JOHANNA SÄLLSTRÖM: IN MEMORIUM

JOHANNA SÄLLSTRÖM:

30 December 1974 - 13 February 2007

Johanna Maria Ellinor Berglund-Sällström (born Johanna Maria Ellinor Berglund in Stockholm) worked as an actress for more than 15 years before committing suicide at her home in Malmö on 13 February 2007.

Her first stage appearance was in A Midsummer Night's Dream, in Hudiksvall, at the age of 15.

She became famous in Sweden in the 1990s after portraying the teenage girl Victoria Bärnsten in the soap opera Tre kronor. Thereafter she appeared in numerous productions, and received a Guldbagge Award for best female actress in 1998. Later that same year, unable to cope with her new-found celebrity, she took a break from filming and moved to Copenhagen, Denmark, where she worked in a café.

In 2000 she returned to Sweden to continue her acting career. If she had wanted to disappear and be forgotten about, she had very much achieved that.

Johanna married Albin Sällström in 2000; they were divorced in 2002, about a year after the birth of their daughter Talula.

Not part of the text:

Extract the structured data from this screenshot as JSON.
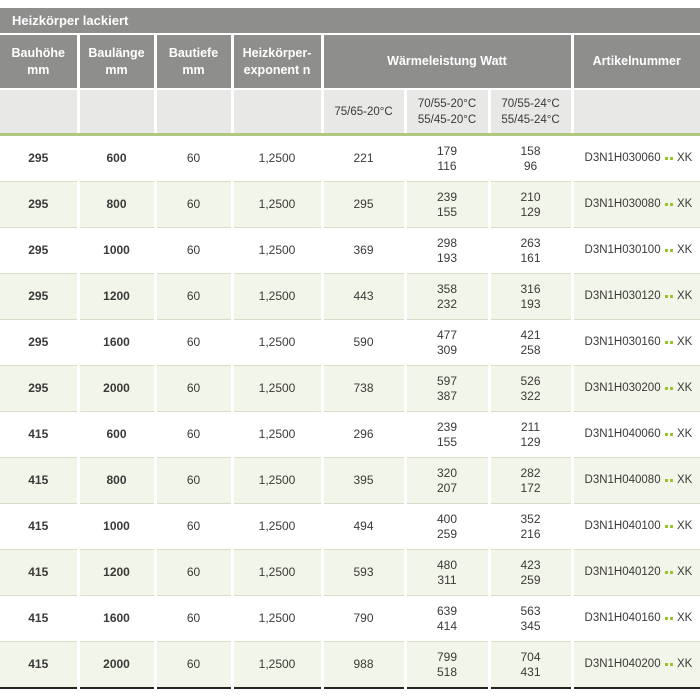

In 2004 Johanna and Talula narrowly escaped death in the 2004 tsunami while vacationing in Thailand. Johanna clung desperately to a tree with one arm and to her daughter with her other arm.

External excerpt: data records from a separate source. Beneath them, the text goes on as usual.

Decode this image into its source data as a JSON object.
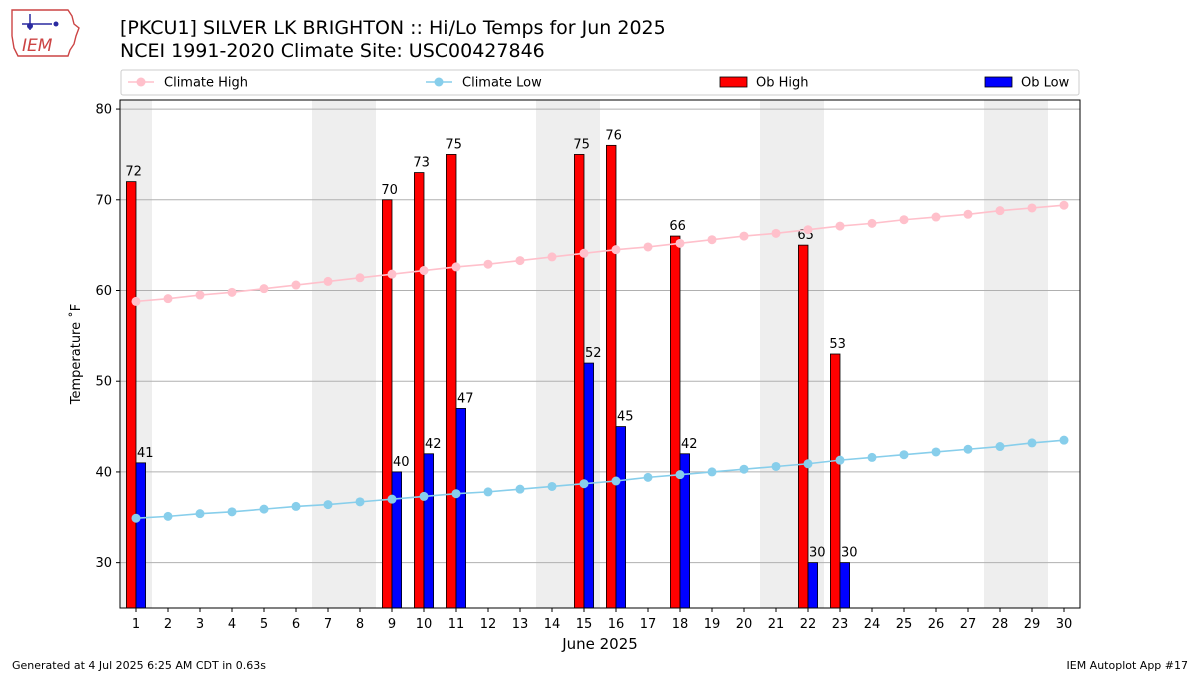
{
  "header": {
    "title_line1": "[PKCU1] SILVER LK BRIGHTON :: Hi/Lo Temps for Jun 2025",
    "title_line2": "NCEI 1991-2020 Climate Site: USC00427846"
  },
  "logo": {
    "text": "IEM"
  },
  "footer": {
    "left": "Generated at 4 Jul 2025 6:25 AM CDT in 0.63s",
    "right": "IEM Autoplot App #17"
  },
  "chart_data": {
    "type": "bar",
    "xlabel": "June 2025",
    "ylabel": "Temperature ˚F",
    "ylim": [
      25,
      81
    ],
    "yticks": [
      30,
      40,
      50,
      60,
      70,
      80
    ],
    "xlim": [
      0.5,
      30.5
    ],
    "x": [
      1,
      2,
      3,
      4,
      5,
      6,
      7,
      8,
      9,
      10,
      11,
      12,
      13,
      14,
      15,
      16,
      17,
      18,
      19,
      20,
      21,
      22,
      23,
      24,
      25,
      26,
      27,
      28,
      29,
      30
    ],
    "grid": "horizontal",
    "legend_position": "top",
    "weekend_shading": [
      [
        0.5,
        1.5
      ],
      [
        6.5,
        8.5
      ],
      [
        13.5,
        15.5
      ],
      [
        20.5,
        22.5
      ],
      [
        27.5,
        29.5
      ]
    ],
    "series": [
      {
        "name": "Climate High",
        "kind": "line",
        "color": "#ffc0cb",
        "values": [
          58.8,
          59.1,
          59.5,
          59.8,
          60.2,
          60.6,
          61.0,
          61.4,
          61.8,
          62.2,
          62.6,
          62.9,
          63.3,
          63.7,
          64.1,
          64.5,
          64.8,
          65.2,
          65.6,
          66.0,
          66.3,
          66.7,
          67.1,
          67.4,
          67.8,
          68.1,
          68.4,
          68.8,
          69.1,
          69.4
        ]
      },
      {
        "name": "Climate Low",
        "kind": "line",
        "color": "#87ceeb",
        "values": [
          34.9,
          35.1,
          35.4,
          35.6,
          35.9,
          36.2,
          36.4,
          36.7,
          37.0,
          37.3,
          37.6,
          37.8,
          38.1,
          38.4,
          38.7,
          39.0,
          39.4,
          39.7,
          40.0,
          40.3,
          40.6,
          40.9,
          41.3,
          41.6,
          41.9,
          42.2,
          42.5,
          42.8,
          43.2,
          43.5
        ]
      },
      {
        "name": "Ob High",
        "kind": "bar",
        "color": "#ff0000",
        "values": [
          72,
          null,
          null,
          null,
          null,
          null,
          null,
          null,
          70,
          73,
          75,
          null,
          null,
          null,
          75,
          76,
          null,
          66,
          null,
          null,
          null,
          65,
          53,
          null,
          null,
          null,
          null,
          null,
          null,
          null
        ]
      },
      {
        "name": "Ob Low",
        "kind": "bar",
        "color": "#0000ff",
        "values": [
          41,
          null,
          null,
          null,
          null,
          null,
          null,
          null,
          40,
          42,
          47,
          null,
          null,
          null,
          52,
          45,
          null,
          42,
          null,
          null,
          null,
          30,
          30,
          null,
          null,
          null,
          null,
          null,
          null,
          null
        ]
      }
    ]
  }
}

She did not enjoy the success of previous years until she won the role of police agent Linda Wallander in the Swedish TV series Wallander, which brought her career and financial success again. She became internationally known for her role in the series, based on Henning Mankell's books about Kurt Wallander, the first season airing in 2005 and 2006.

Her last role was in an Ystad theatre production of Anton Chekhov's play The Seagull, which she left prematurely due to illness.

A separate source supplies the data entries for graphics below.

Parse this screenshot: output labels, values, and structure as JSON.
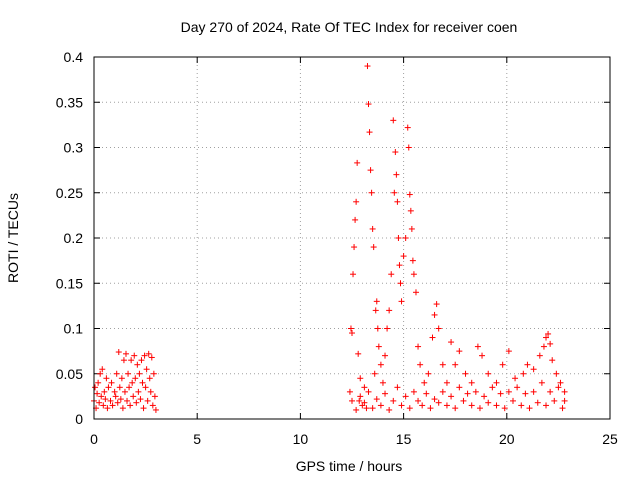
{
  "chart_data": {
    "type": "scatter",
    "title": "Day 270 of 2024, Rate Of TEC Index for receiver coen",
    "xlabel": "GPS time / hours",
    "ylabel": "ROTI / TECUs",
    "xlim": [
      0,
      25
    ],
    "ylim": [
      0,
      0.4
    ],
    "xticks": [
      0,
      5,
      10,
      15,
      20,
      25
    ],
    "xtick_labels": [
      "0",
      "5",
      "10",
      "15",
      "20",
      "25"
    ],
    "yticks": [
      0,
      0.05,
      0.1,
      0.15,
      0.2,
      0.25,
      0.3,
      0.35,
      0.4
    ],
    "ytick_labels": [
      "0",
      "0.05",
      "0.1",
      "0.15",
      "0.2",
      "0.25",
      "0.3",
      "0.35",
      "0.4"
    ],
    "grid": true,
    "marker": "+",
    "color": "#ff0000",
    "series": [
      {
        "points": [
          [
            0.0,
            0.02
          ],
          [
            0.05,
            0.035
          ],
          [
            0.1,
            0.012
          ],
          [
            0.15,
            0.028
          ],
          [
            0.2,
            0.04
          ],
          [
            0.25,
            0.018
          ],
          [
            0.3,
            0.05
          ],
          [
            0.35,
            0.025
          ],
          [
            0.4,
            0.055
          ],
          [
            0.45,
            0.015
          ],
          [
            0.5,
            0.03
          ],
          [
            0.55,
            0.022
          ],
          [
            0.6,
            0.045
          ],
          [
            0.65,
            0.012
          ],
          [
            0.7,
            0.035
          ],
          [
            0.8,
            0.02
          ],
          [
            0.85,
            0.04
          ],
          [
            0.9,
            0.015
          ],
          [
            1.0,
            0.03
          ],
          [
            1.05,
            0.025
          ],
          [
            1.1,
            0.05
          ],
          [
            1.15,
            0.018
          ],
          [
            1.2,
            0.074
          ],
          [
            1.25,
            0.035
          ],
          [
            1.3,
            0.022
          ],
          [
            1.35,
            0.045
          ],
          [
            1.4,
            0.012
          ],
          [
            1.45,
            0.065
          ],
          [
            1.5,
            0.03
          ],
          [
            1.55,
            0.072
          ],
          [
            1.6,
            0.02
          ],
          [
            1.65,
            0.05
          ],
          [
            1.7,
            0.035
          ],
          [
            1.75,
            0.015
          ],
          [
            1.8,
            0.065
          ],
          [
            1.85,
            0.04
          ],
          [
            1.9,
            0.025
          ],
          [
            1.95,
            0.07
          ],
          [
            2.0,
            0.045
          ],
          [
            2.05,
            0.018
          ],
          [
            2.1,
            0.06
          ],
          [
            2.15,
            0.03
          ],
          [
            2.2,
            0.05
          ],
          [
            2.25,
            0.022
          ],
          [
            2.3,
            0.065
          ],
          [
            2.35,
            0.04
          ],
          [
            2.4,
            0.012
          ],
          [
            2.45,
            0.07
          ],
          [
            2.5,
            0.035
          ],
          [
            2.55,
            0.055
          ],
          [
            2.6,
            0.02
          ],
          [
            2.65,
            0.072
          ],
          [
            2.7,
            0.045
          ],
          [
            2.75,
            0.03
          ],
          [
            2.8,
            0.068
          ],
          [
            2.85,
            0.015
          ],
          [
            2.9,
            0.05
          ],
          [
            2.95,
            0.025
          ],
          [
            3.0,
            0.01
          ],
          [
            12.4,
            0.03
          ],
          [
            12.45,
            0.1
          ],
          [
            12.5,
            0.095
          ],
          [
            12.55,
            0.16
          ],
          [
            12.6,
            0.19
          ],
          [
            12.65,
            0.22
          ],
          [
            12.7,
            0.24
          ],
          [
            12.75,
            0.283
          ],
          [
            12.8,
            0.072
          ],
          [
            12.85,
            0.02
          ],
          [
            12.9,
            0.045
          ],
          [
            13.0,
            0.015
          ],
          [
            13.1,
            0.035
          ],
          [
            13.2,
            0.012
          ],
          [
            13.25,
            0.39
          ],
          [
            13.3,
            0.348
          ],
          [
            13.35,
            0.317
          ],
          [
            13.4,
            0.275
          ],
          [
            13.45,
            0.25
          ],
          [
            13.5,
            0.21
          ],
          [
            13.55,
            0.19
          ],
          [
            13.6,
            0.05
          ],
          [
            13.65,
            0.12
          ],
          [
            13.7,
            0.13
          ],
          [
            13.75,
            0.1
          ],
          [
            13.8,
            0.08
          ],
          [
            13.9,
            0.06
          ],
          [
            14.0,
            0.04
          ],
          [
            14.1,
            0.07
          ],
          [
            14.2,
            0.1
          ],
          [
            14.3,
            0.12
          ],
          [
            14.4,
            0.16
          ],
          [
            14.5,
            0.33
          ],
          [
            14.55,
            0.25
          ],
          [
            14.6,
            0.295
          ],
          [
            14.65,
            0.27
          ],
          [
            14.7,
            0.24
          ],
          [
            14.75,
            0.2
          ],
          [
            14.8,
            0.17
          ],
          [
            14.85,
            0.15
          ],
          [
            14.9,
            0.13
          ],
          [
            15.0,
            0.18
          ],
          [
            15.1,
            0.2
          ],
          [
            15.2,
            0.322
          ],
          [
            15.25,
            0.3
          ],
          [
            15.3,
            0.248
          ],
          [
            15.35,
            0.23
          ],
          [
            15.4,
            0.21
          ],
          [
            15.45,
            0.175
          ],
          [
            15.5,
            0.16
          ],
          [
            15.6,
            0.14
          ],
          [
            15.7,
            0.08
          ],
          [
            15.8,
            0.06
          ],
          [
            16.0,
            0.04
          ],
          [
            16.2,
            0.05
          ],
          [
            16.4,
            0.09
          ],
          [
            16.5,
            0.115
          ],
          [
            16.6,
            0.127
          ],
          [
            16.7,
            0.1
          ],
          [
            16.9,
            0.06
          ],
          [
            17.1,
            0.04
          ],
          [
            17.3,
            0.085
          ],
          [
            17.5,
            0.06
          ],
          [
            17.7,
            0.075
          ],
          [
            18.0,
            0.05
          ],
          [
            18.3,
            0.04
          ],
          [
            18.6,
            0.08
          ],
          [
            18.8,
            0.07
          ],
          [
            19.1,
            0.05
          ],
          [
            19.5,
            0.04
          ],
          [
            19.8,
            0.06
          ],
          [
            20.1,
            0.075
          ],
          [
            20.4,
            0.045
          ],
          [
            20.8,
            0.05
          ],
          [
            21.0,
            0.06
          ],
          [
            21.3,
            0.055
          ],
          [
            21.6,
            0.07
          ],
          [
            21.8,
            0.08
          ],
          [
            21.9,
            0.09
          ],
          [
            22.0,
            0.094
          ],
          [
            22.1,
            0.083
          ],
          [
            22.2,
            0.065
          ],
          [
            22.4,
            0.05
          ],
          [
            22.6,
            0.04
          ],
          [
            22.8,
            0.03
          ],
          [
            12.5,
            0.02
          ],
          [
            12.7,
            0.01
          ],
          [
            12.9,
            0.025
          ],
          [
            13.1,
            0.018
          ],
          [
            13.3,
            0.03
          ],
          [
            13.5,
            0.012
          ],
          [
            13.7,
            0.022
          ],
          [
            13.9,
            0.015
          ],
          [
            14.1,
            0.028
          ],
          [
            14.3,
            0.01
          ],
          [
            14.5,
            0.02
          ],
          [
            14.7,
            0.035
          ],
          [
            14.9,
            0.015
          ],
          [
            15.1,
            0.025
          ],
          [
            15.3,
            0.012
          ],
          [
            15.5,
            0.03
          ],
          [
            15.7,
            0.02
          ],
          [
            15.9,
            0.015
          ],
          [
            16.1,
            0.028
          ],
          [
            16.3,
            0.012
          ],
          [
            16.5,
            0.022
          ],
          [
            16.7,
            0.018
          ],
          [
            16.9,
            0.03
          ],
          [
            17.1,
            0.015
          ],
          [
            17.3,
            0.025
          ],
          [
            17.5,
            0.012
          ],
          [
            17.7,
            0.035
          ],
          [
            17.9,
            0.02
          ],
          [
            18.1,
            0.028
          ],
          [
            18.3,
            0.015
          ],
          [
            18.5,
            0.03
          ],
          [
            18.7,
            0.012
          ],
          [
            18.9,
            0.025
          ],
          [
            19.1,
            0.018
          ],
          [
            19.3,
            0.035
          ],
          [
            19.5,
            0.015
          ],
          [
            19.7,
            0.028
          ],
          [
            19.9,
            0.012
          ],
          [
            20.1,
            0.03
          ],
          [
            20.3,
            0.02
          ],
          [
            20.5,
            0.035
          ],
          [
            20.7,
            0.015
          ],
          [
            20.9,
            0.028
          ],
          [
            21.1,
            0.012
          ],
          [
            21.3,
            0.03
          ],
          [
            21.5,
            0.018
          ],
          [
            21.7,
            0.04
          ],
          [
            21.9,
            0.015
          ],
          [
            22.1,
            0.03
          ],
          [
            22.3,
            0.02
          ],
          [
            22.5,
            0.035
          ],
          [
            22.7,
            0.012
          ],
          [
            22.8,
            0.02
          ]
        ]
      }
    ]
  }
}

Sällström was found dead in her home in Malmö shortly before midnight on 13 February 2007. She had recently been released from a psychiatric unit where she had been receiving treatment for depression. The cause of her death was suicide, believed to have been triggered by the 2004 Tsunami.

However, this was only the final, devastating precipitous psychological decline she suffered in a life-long battle with depression. She had stated in an interview in 2006 with the editor of the magazine Tove, "I always thought I would be dead at the age of thirty." Already battered and weakened by years of mental illness, the tsunami shattered her fragile psyche, culminating in her overdose of sleeping pills at the age of 32. She had made it past 30, but it could be said that her death was a self-fulfilling prophecy.

After her death Henning Mankell was unable to write the last two novels of his projected Linda Wallander trilogy as his grief and guilt were too great.